Richard Tillinghast has published thirteen books of poetry and five works of creative nonfiction. His thirteenth book of poems, Blue If Only I Could Tell You, winner of the White Pine Press Poetry Prize, came out in 2022. He studied with Robert Lowell at Harvard and wrote a critical memoir, Robert Lowell’s Life and Work: Damaged Grandeur. In 2010 he was awarded a Guggenheim Foundation Fellowship in poetry, along with a National Endowment for the Arts Fellowship in translation for Dirty August—his versions of poems by the Turkish poet, Edip Cansever—written in collaboration with his daughter, the poet Julia Clare Tillinghast.

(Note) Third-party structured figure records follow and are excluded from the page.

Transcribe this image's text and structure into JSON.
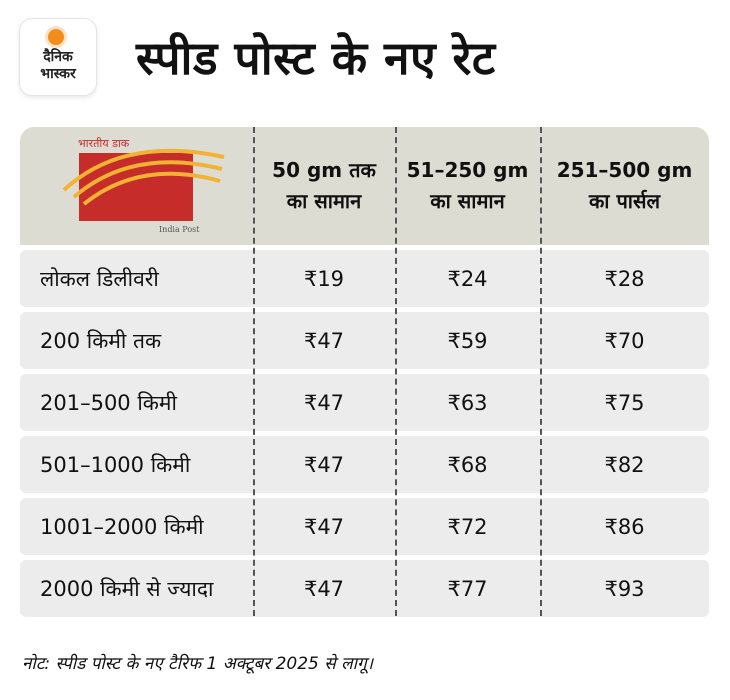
{
  "brand": {
    "line1": "दैनिक",
    "line2": "भास्कर",
    "colors": {
      "sun": "#f28c1c"
    }
  },
  "title": "स्पीड पोस्ट के नए रेट",
  "post_logo": {
    "top_text": "भारतीय डाक",
    "bottom_text": "India Post",
    "colors": {
      "box": "#c62c2a",
      "stripes": "#f2b233"
    }
  },
  "table": {
    "headers": [
      {
        "line1": "50 gm तक",
        "line2": "का सामान"
      },
      {
        "line1": "51–250 gm",
        "line2": "का सामान"
      },
      {
        "line1": "251–500 gm",
        "line2": "का पार्सल"
      }
    ],
    "rows": [
      {
        "label": "लोकल डिलीवरी",
        "v1": "₹19",
        "v2": "₹24",
        "v3": "₹28"
      },
      {
        "label": "200 किमी तक",
        "v1": "₹47",
        "v2": "₹59",
        "v3": "₹70"
      },
      {
        "label": "201–500 किमी",
        "v1": "₹47",
        "v2": "₹63",
        "v3": "₹75"
      },
      {
        "label": "501–1000 किमी",
        "v1": "₹47",
        "v2": "₹68",
        "v3": "₹82"
      },
      {
        "label": "1001–2000 किमी",
        "v1": "₹47",
        "v2": "₹72",
        "v3": "₹86"
      },
      {
        "label": "2000 किमी से ज्यादा",
        "v1": "₹47",
        "v2": "₹77",
        "v3": "₹93"
      }
    ]
  },
  "note": "नोट: स्पीड पोस्ट के नए टैरिफ 1 अक्टूबर 2025 से लागू।"
}
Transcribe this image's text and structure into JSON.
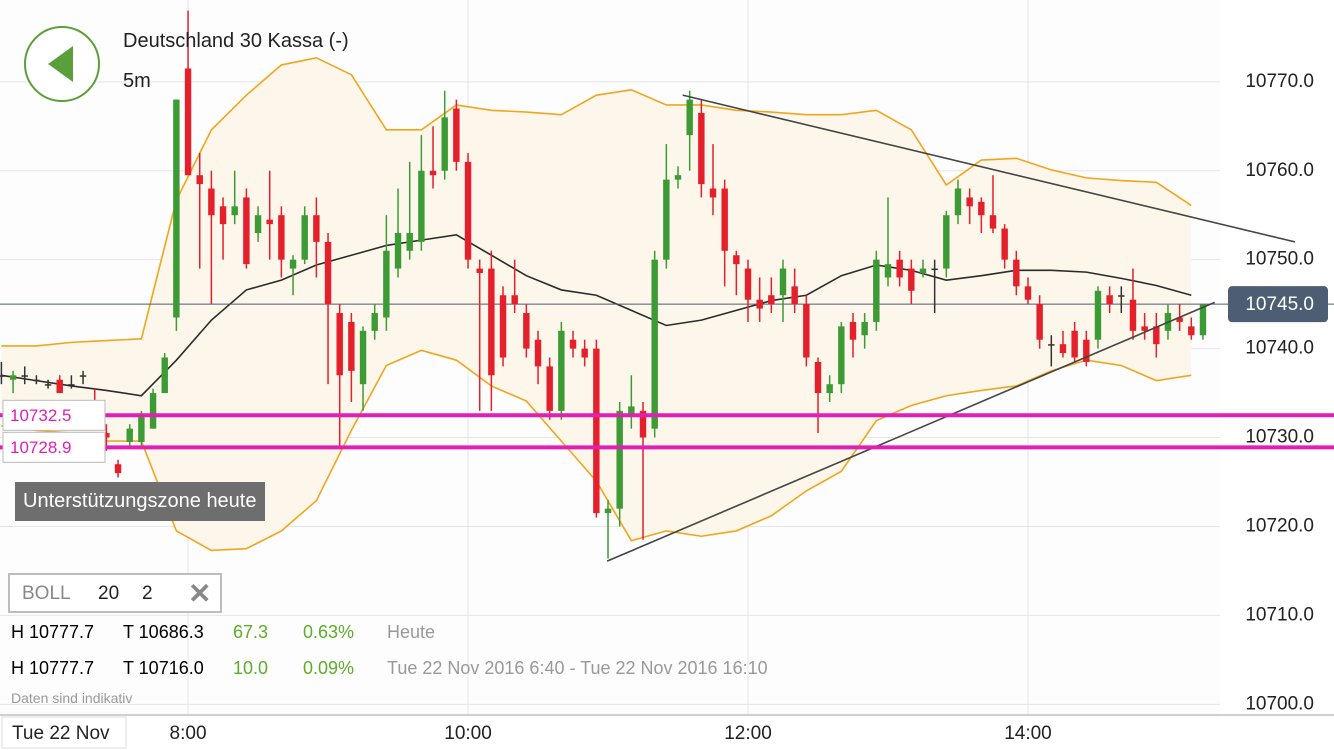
{
  "chart_data": {
    "type": "candlestick",
    "title": "Deutschland 30 Kassa (-)",
    "subtitle": "5m",
    "date_label": "Tue 22 Nov",
    "xlim": [
      399.4,
      922.3
    ],
    "ylim": [
      10698.8,
      10779.2
    ],
    "xticks": [
      {
        "value": 480,
        "label": "8:00"
      },
      {
        "value": 600,
        "label": "10:00"
      },
      {
        "value": 720,
        "label": "12:00"
      },
      {
        "value": 840,
        "label": "14:00"
      }
    ],
    "yticks": [
      {
        "value": 10700,
        "label": "10700.0"
      },
      {
        "value": 10710,
        "label": "10710.0"
      },
      {
        "value": 10720,
        "label": "10720.0"
      },
      {
        "value": 10730,
        "label": "10730.0"
      },
      {
        "value": 10740,
        "label": "10740.0"
      },
      {
        "value": 10750,
        "label": "10750.0"
      },
      {
        "value": 10760,
        "label": "10760.0"
      },
      {
        "value": 10770,
        "label": "10770.0"
      }
    ],
    "grid": true,
    "up_color": "#3d9b35",
    "down_color": "#e3202b",
    "flat_color": "#333333",
    "x": [
      400,
      405,
      410,
      415,
      420,
      425,
      430,
      435,
      440,
      445,
      450,
      455,
      460,
      465,
      470,
      475,
      480,
      485,
      490,
      495,
      500,
      505,
      510,
      515,
      520,
      525,
      530,
      535,
      540,
      545,
      550,
      555,
      560,
      565,
      570,
      575,
      580,
      585,
      590,
      595,
      600,
      605,
      610,
      615,
      620,
      625,
      630,
      635,
      640,
      645,
      650,
      655,
      660,
      665,
      670,
      675,
      680,
      685,
      690,
      695,
      700,
      705,
      710,
      715,
      720,
      725,
      730,
      735,
      740,
      745,
      750,
      755,
      760,
      765,
      770,
      775,
      780,
      785,
      790,
      795,
      800,
      805,
      810,
      815,
      820,
      825,
      830,
      835,
      840,
      845,
      850,
      855,
      860,
      865,
      870,
      875,
      880,
      885,
      890,
      895,
      900,
      905,
      910,
      915
    ],
    "open": [
      10737,
      10736.5,
      10737,
      10736.5,
      10736,
      10736.5,
      10736,
      10737,
      10734,
      10730.5,
      10727,
      10729.5,
      10729.5,
      10731,
      10735,
      10743.5,
      10771.5,
      10759.5,
      10758,
      10756,
      10755,
      10757,
      10753,
      10754.5,
      10755,
      10749,
      10750,
      10755,
      10752,
      10744,
      10743,
      10736,
      10742,
      10743.5,
      10749,
      10751,
      10752,
      10760,
      10760,
      10767,
      10761,
      10749,
      10749,
      10746,
      10746,
      10744,
      10741,
      10738,
      10733,
      10741,
      10740,
      10740,
      10721.5,
      10722,
      10732.5,
      10733,
      10731,
      10750,
      10759,
      10764,
      10766.5,
      10758,
      10758,
      10750.5,
      10749,
      10745.5,
      10746,
      10746,
      10747,
      10745,
      10738.5,
      10735,
      10736,
      10743,
      10741.5,
      10743,
      10748,
      10750,
      10749,
      10748.5,
      10749,
      10749,
      10755,
      10757,
      10756.5,
      10755,
      10753.5,
      10750,
      10747,
      10745,
      10740.5,
      10740.5,
      10742,
      10741,
      10741,
      10746,
      10746,
      10745.5,
      10742.5,
      10742.5,
      10742,
      10743.5,
      10742.5,
      10741.5
    ],
    "high": [
      10738.5,
      10737.5,
      10738,
      10737,
      10736.5,
      10737,
      10737,
      10737.5,
      10735.5,
      10731.5,
      10727.5,
      10731.5,
      10733,
      10735.5,
      10739.5,
      10768,
      10778,
      10762,
      10760,
      10757,
      10760,
      10758,
      10756,
      10760,
      10756,
      10750.5,
      10756,
      10757,
      10753,
      10745,
      10744,
      10742.5,
      10745,
      10755,
      10758,
      10761,
      10764,
      10765,
      10769,
      10768,
      10762,
      10750,
      10751,
      10747,
      10750,
      10745,
      10742,
      10739,
      10743,
      10742,
      10741,
      10741,
      10723,
      10734,
      10737,
      10734,
      10751,
      10763,
      10760.5,
      10769,
      10768,
      10763,
      10759,
      10751,
      10750,
      10748,
      10748,
      10750,
      10749,
      10746,
      10739,
      10737,
      10743,
      10744,
      10744,
      10751,
      10757,
      10751,
      10750,
      10750,
      10750,
      10755.5,
      10759,
      10758,
      10757,
      10759.5,
      10754,
      10751,
      10748,
      10746,
      10741.5,
      10742,
      10743,
      10742,
      10747,
      10747,
      10747,
      10749,
      10744,
      10744,
      10745,
      10745,
      10743.5,
      10745
    ],
    "low": [
      10736,
      10735,
      10736,
      10736,
      10735.5,
      10735,
      10735.5,
      10736,
      10731,
      10728.5,
      10725.5,
      10729,
      10729,
      10731,
      10735,
      10742,
      10759.5,
      10749,
      10745,
      10750,
      10754,
      10749,
      10752,
      10750,
      10748,
      10746,
      10749.5,
      10748,
      10736,
      10729,
      10734,
      10733,
      10741,
      10742,
      10748,
      10750,
      10751,
      10758,
      10759,
      10760,
      10749,
      10733,
      10733,
      10738,
      10744,
      10739,
      10736,
      10732,
      10732,
      10739,
      10738,
      10721,
      10716.4,
      10720,
      10731,
      10718.5,
      10730,
      10749,
      10758,
      10760,
      10757,
      10755,
      10747,
      10746,
      10743,
      10743,
      10744,
      10743,
      10744,
      10738,
      10730.5,
      10734,
      10735,
      10739,
      10740,
      10742,
      10747,
      10747,
      10745,
      10748,
      10744,
      10748,
      10754,
      10754,
      10753,
      10753,
      10749,
      10746,
      10745,
      10740,
      10738,
      10739,
      10738.5,
      10738,
      10740,
      10744,
      10744,
      10741,
      10741,
      10739,
      10741,
      10742,
      10741,
      10741
    ],
    "close": [
      10737,
      10737,
      10737,
      10736.5,
      10736,
      10735,
      10736,
      10737,
      10732,
      10730,
      10726,
      10731,
      10732.5,
      10735,
      10739,
      10768,
      10759.5,
      10758.5,
      10755,
      10754,
      10756,
      10749.5,
      10755,
      10754,
      10750,
      10750,
      10755,
      10752,
      10745,
      10737,
      10737.5,
      10742,
      10744,
      10751,
      10753,
      10753,
      10760,
      10759.5,
      10766,
      10761,
      10750,
      10748.5,
      10737,
      10739,
      10745,
      10740,
      10738,
      10733,
      10742,
      10740,
      10739,
      10721.5,
      10722,
      10733,
      10733.5,
      10730,
      10750,
      10759,
      10759.5,
      10768,
      10758.5,
      10757,
      10751,
      10749.5,
      10745.5,
      10744.5,
      10745,
      10749,
      10745,
      10739,
      10735,
      10736,
      10742.5,
      10741,
      10743,
      10750,
      10749.5,
      10748,
      10746.5,
      10749,
      10749,
      10755,
      10758,
      10756,
      10755,
      10753.5,
      10750,
      10747,
      10745.5,
      10741,
      10740.5,
      10739.5,
      10739,
      10738.5,
      10746.5,
      10745,
      10746,
      10742,
      10742,
      10740.5,
      10744,
      10743,
      10741.5,
      10745
    ],
    "bollinger": {
      "color": "#f2a51c",
      "fill": "#fdf6ea",
      "middle_color": "#2b2b2b",
      "x": [
        400,
        415,
        430,
        445,
        460,
        475,
        490,
        505,
        520,
        535,
        550,
        565,
        580,
        595,
        610,
        625,
        640,
        655,
        670,
        685,
        700,
        715,
        730,
        745,
        760,
        775,
        790,
        805,
        820,
        835,
        850,
        865,
        880,
        895,
        910
      ],
      "upper": [
        10740.3,
        10740.3,
        10740.7,
        10740.9,
        10741.1,
        10756.7,
        10764.6,
        10768.5,
        10771.9,
        10772.7,
        10770.8,
        10764.6,
        10764.6,
        10767.4,
        10766.8,
        10766.6,
        10766.3,
        10768.5,
        10769.1,
        10767.4,
        10767.4,
        10766.8,
        10766.6,
        10766.3,
        10766.3,
        10766.8,
        10764.6,
        10758.4,
        10761.2,
        10761.4,
        10760.1,
        10759.2,
        10758.9,
        10758.7,
        10756.1
      ],
      "middle": [
        10737.0,
        10736.4,
        10735.8,
        10735.3,
        10734.7,
        10738.7,
        10743.2,
        10746.6,
        10747.7,
        10749.4,
        10750.5,
        10751.6,
        10752.2,
        10752.8,
        10750.5,
        10748.2,
        10746.6,
        10746.0,
        10744.3,
        10742.6,
        10743.2,
        10744.3,
        10745.4,
        10746.0,
        10748.2,
        10749.4,
        10748.8,
        10747.7,
        10748.2,
        10748.8,
        10748.8,
        10748.6,
        10747.9,
        10747.1,
        10746.0
      ],
      "lower": [
        10731.3,
        10730.8,
        10730.5,
        10729.6,
        10729.6,
        10719.5,
        10717.3,
        10717.5,
        10719.5,
        10722.9,
        10730.8,
        10738.1,
        10739.8,
        10738.7,
        10735.8,
        10734.1,
        10729.6,
        10725.1,
        10718.4,
        10719.5,
        10718.9,
        10719.5,
        10721.2,
        10724.0,
        10726.2,
        10731.9,
        10733.6,
        10734.7,
        10735.3,
        10735.8,
        10737.5,
        10738.7,
        10738.1,
        10736.4,
        10737.0
      ]
    },
    "trendlines": [
      {
        "x": [
          692,
          954.4
        ],
        "y": [
          10768.5,
          10752.0
        ],
        "color": "#444444"
      },
      {
        "x": [
          659.6,
          920
        ],
        "y": [
          10716.1,
          10745.2
        ],
        "color": "#444444"
      }
    ],
    "levels": [
      {
        "value": 10732.5,
        "color": "#e21fb4"
      },
      {
        "value": 10728.9,
        "color": "#e21fb4"
      }
    ],
    "current_price": {
      "value": 10745.0,
      "label": "10745.0",
      "color": "#4d5d73"
    },
    "annotation": "Unterstützungszone heute",
    "indicator": {
      "name": "BOLL",
      "period": "20",
      "deviation": "2"
    },
    "stats": [
      {
        "high": "H 10777.7",
        "low": "T 10686.3",
        "change": "67.3",
        "percent": "0.63%",
        "period": "Heute"
      },
      {
        "high": "H 10777.7",
        "low": "T 10716.0",
        "change": "10.0",
        "percent": "0.09%",
        "period": "Tue 22 Nov 2016 6:40 - Tue 22 Nov 2016 16:10"
      }
    ],
    "note": "Daten sind indikativ"
  }
}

He has been a faculty member at Harvard, UC Berkeley, Sewanee, Trinity College Dublin, and the University of Michigan, and is one of the founders of Bear River. Richard retired from the UM in 2005 and lived in Ireland for six years, moving back to this country in 2011. He now lives most of the year in Hawaii and spends his summers in Tennessee.
Workshop
Firing the Poetic Imagination
In this workshop we’ll be looking for ways to stretch and expand our imaginations. I’ll be giving a series of prompts intended to help us free ourselves from habitual ways of thinking and writing. Writing about the things we’re familiar with is great, but when we go inside the amazing labyrinth of our imaginations, we often encounter wonderful surprises. Maybe we can slip outside our quotidian self into something larger and freer, or explore a bird, animal, toy, river, or historical character as a stand-in for the self. Maybe we can entertain the idea that poetry can be a form of fiction. As Derek Walcott wrote, “Every ‘I’ is a fiction finally.” Detroit poet Philip Levine’s wonderful poem “I Was Born in Lucerne” begins “Everyone says otherwise,” and the poem blossoms out of a stubborn defiance to keep other people’s idea of reality from defining the self. The prompts I will give you are designed to trigger associations we didn’t know were there, to take us on journeys we had perhaps never contemplated before. The idea is for you to leave Bear River with a basketful of beginnings for new poems of your own.